A case for immunotherapy
Two men try out immunotherapy for their cancers, with gratifying results.
Two men try out immunotherapy for their cancers, with gratifying results.
VINCENT Chin, 67, woke up one morning and felt a lump the size of a 50sen coin on the right side of his neck.
An avid golfer, he didn’t think too much about it and went on with his daily routine.
However, the retired business administrator couldn’t help but feel uneasy about the lump, and so he decided to consult a doctor.
End result: he was diagnosed with stage 2/3 nasopharyngeal cancer in September 2015 after various consultations.
Wong Moh Tian, 63, had been experiencing problems with urination for the past year. He suffered from nocturia (frequent urination at night), dribbling and weak urine stream.
After some months, he decided to get himself checked as he was aware that the symptoms could be due to his prostate.
The diagnosis was made last February: stage 3 prostate cancer.
This is where the paths of these two men converged, albeit in different ways.
After his diagnosis, Chin was recommended chemotherapy and radiotherapy, but he was concerned about the side effects, especially of chemotherapy.
He decided to do his own research about the treatments available before his final decision.
Despite extensively researching the treatments available, he was still undecided.
Then he remembered a friend who had undergone immunotherapy for cancer, and decided to look into that as well.
After reading more into what the therapy entailed, and discovering that the treatment was available in Kuala Lumpur, he decided that he would go for this treatment.
In Wong’s case, a friend recommended the treatment to him, and after consulting with a specialist, he decided that it was the best option for him.
Hence, both Chin and Wong ended up choosing immunotherapy.
Immunotherapy, also called biologic therapy, is a type of treatment that utilises a person’s immune system to fight diseases such as cancer.
This is done either by stimulating and “directing” the immune system to attack cancer cells or providing man-made immune system proteins to fight the cancer.
It has become the current buzzword in cancer therapy, and immunotherapy is fast becoming an important part of treatment for certain types of cancer.
Various types of immune treatments are being researched, and it appears that immunotherapy will play an important part in how we treat cancers in the future.
There are various types of immunotherapy. Both Chin and Wong underwent Human Initiated Therapeutic Vaccine therapy (HITV), which was first developed by Japan’s Dr Kenichiro Hasumi.
The treatment involves the use of dendritic cells to stimulate the immune system response to cancer.
First discovered by Dr Ralph Steinman in 1973, for which he won the Nobel Prize in Medicine in 2011, dendritic cells are part of the immune system and are basically cells that detect foreign or harmful substances.

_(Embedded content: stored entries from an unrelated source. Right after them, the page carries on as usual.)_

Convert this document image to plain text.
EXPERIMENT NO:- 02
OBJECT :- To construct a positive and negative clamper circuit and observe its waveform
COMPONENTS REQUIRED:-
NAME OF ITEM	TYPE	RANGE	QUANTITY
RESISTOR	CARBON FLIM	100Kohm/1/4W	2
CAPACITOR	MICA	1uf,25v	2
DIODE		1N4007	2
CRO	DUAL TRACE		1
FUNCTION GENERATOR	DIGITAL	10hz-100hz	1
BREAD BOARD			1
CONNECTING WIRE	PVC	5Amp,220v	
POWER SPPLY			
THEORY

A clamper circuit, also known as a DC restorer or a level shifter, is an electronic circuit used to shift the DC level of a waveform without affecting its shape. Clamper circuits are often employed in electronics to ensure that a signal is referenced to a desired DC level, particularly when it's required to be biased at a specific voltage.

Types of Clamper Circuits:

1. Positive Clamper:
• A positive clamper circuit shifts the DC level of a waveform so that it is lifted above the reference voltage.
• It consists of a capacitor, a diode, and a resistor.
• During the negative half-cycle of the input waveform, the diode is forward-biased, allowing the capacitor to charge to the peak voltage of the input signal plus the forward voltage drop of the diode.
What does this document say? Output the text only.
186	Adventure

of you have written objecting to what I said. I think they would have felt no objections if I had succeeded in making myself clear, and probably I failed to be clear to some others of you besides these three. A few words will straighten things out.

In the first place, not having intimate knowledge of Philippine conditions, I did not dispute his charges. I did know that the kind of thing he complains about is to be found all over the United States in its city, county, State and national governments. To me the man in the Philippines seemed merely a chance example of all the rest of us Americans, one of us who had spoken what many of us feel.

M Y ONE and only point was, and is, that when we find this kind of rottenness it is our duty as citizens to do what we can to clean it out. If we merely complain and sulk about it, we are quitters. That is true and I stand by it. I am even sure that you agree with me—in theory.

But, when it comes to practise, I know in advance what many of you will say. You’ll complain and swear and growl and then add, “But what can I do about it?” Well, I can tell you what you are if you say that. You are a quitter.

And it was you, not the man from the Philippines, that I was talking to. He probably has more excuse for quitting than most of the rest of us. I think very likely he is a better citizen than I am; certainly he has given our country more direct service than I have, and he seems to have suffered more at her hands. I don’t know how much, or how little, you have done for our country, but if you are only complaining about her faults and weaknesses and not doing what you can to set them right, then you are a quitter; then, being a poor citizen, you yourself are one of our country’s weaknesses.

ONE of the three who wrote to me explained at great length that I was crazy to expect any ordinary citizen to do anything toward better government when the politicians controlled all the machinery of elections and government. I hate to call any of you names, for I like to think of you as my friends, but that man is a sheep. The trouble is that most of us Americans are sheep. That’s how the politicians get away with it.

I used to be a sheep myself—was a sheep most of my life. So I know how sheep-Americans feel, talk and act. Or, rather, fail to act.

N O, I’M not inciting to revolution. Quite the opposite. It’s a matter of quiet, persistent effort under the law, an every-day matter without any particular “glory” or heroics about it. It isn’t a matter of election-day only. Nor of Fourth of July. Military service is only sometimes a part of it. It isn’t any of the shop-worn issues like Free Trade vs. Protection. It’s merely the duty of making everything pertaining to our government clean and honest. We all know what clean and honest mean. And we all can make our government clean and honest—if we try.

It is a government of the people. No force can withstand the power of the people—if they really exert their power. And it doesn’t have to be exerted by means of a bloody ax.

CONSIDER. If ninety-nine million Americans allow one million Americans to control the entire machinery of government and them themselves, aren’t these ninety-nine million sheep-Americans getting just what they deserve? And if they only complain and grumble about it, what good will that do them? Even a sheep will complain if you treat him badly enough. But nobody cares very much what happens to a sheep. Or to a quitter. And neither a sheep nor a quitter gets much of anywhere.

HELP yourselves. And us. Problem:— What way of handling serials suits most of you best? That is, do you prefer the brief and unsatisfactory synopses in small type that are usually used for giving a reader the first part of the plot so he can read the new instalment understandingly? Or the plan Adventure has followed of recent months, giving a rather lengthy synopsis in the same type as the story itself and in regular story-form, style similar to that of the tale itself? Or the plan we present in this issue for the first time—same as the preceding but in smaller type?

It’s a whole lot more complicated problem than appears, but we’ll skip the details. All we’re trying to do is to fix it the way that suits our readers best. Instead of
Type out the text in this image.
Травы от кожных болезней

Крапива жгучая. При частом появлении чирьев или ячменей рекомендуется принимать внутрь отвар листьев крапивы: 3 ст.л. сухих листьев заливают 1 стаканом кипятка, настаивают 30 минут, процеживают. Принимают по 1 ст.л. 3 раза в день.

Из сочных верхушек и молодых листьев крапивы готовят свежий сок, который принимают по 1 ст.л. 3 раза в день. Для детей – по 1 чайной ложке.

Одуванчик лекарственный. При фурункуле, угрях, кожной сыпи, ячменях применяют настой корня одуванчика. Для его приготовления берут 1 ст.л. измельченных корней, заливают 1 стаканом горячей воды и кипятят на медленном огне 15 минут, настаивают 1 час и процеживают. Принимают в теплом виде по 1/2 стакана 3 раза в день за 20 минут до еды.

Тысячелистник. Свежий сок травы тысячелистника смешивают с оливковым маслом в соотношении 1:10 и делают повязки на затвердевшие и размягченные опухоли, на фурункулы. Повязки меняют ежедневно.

Upon detection of such potentially harmful substances, the cells activate other components of the immune system to initiate an appropriate response.
Basically, HITV stacks the
immune system’s deck, stimulating killer T cells to attack cancer cells, as well as breaking the immune tolerance of cancer cells.
The HITV protocol involves injecting dendritic cells harvested and processed from the patient directly into the tumour, in combination with targeted radiation therapy.
There are essentially three important steps:
First, the injection of dendritic cells into the tumour, followed by infusion of killer T cells.
The direct injection of dendritic
cells into the tumour allows for adequate numbers of dendritic cells to reach the tumour site.
This is followed by radiotherapy a week later to reduce the size of the tumour.
Radiotherapy also wipes out the regulatory T cells, thereby helping to break up the cancer’s immune tolerance.
Then, a second injection directly into the tumour is carried out, followed by killer T cell infusion. The objective here is to mop up all remaining cancer cells.
The procedure is then repeated when necessary.
HITV therapy is suitable for solid tumours that are localised in treatable sites because of the need for direct injection into the tumour.
Chin was diagnosed with a primary nasopharyngeal tumour with neck node involvement.
At his last check up in November, no malignant lesion was detected. He’s back to playing golf, and appears to be enjoying life to the fullest.
Wong’s diagnosis was prostate cancer which had spread to the pelvic bones.
At his last check-up in November, it was found that the prostate lesions were less active than before, and his bone lesions had completely regressed.
While he is still undergoing treatment, he is cautiously optimistic for the future.
Ever supportive, his wife, Tan Mooi Yong, 58, was at his side during the interview, and she expressed the hope that they will beat the cancer in the near future.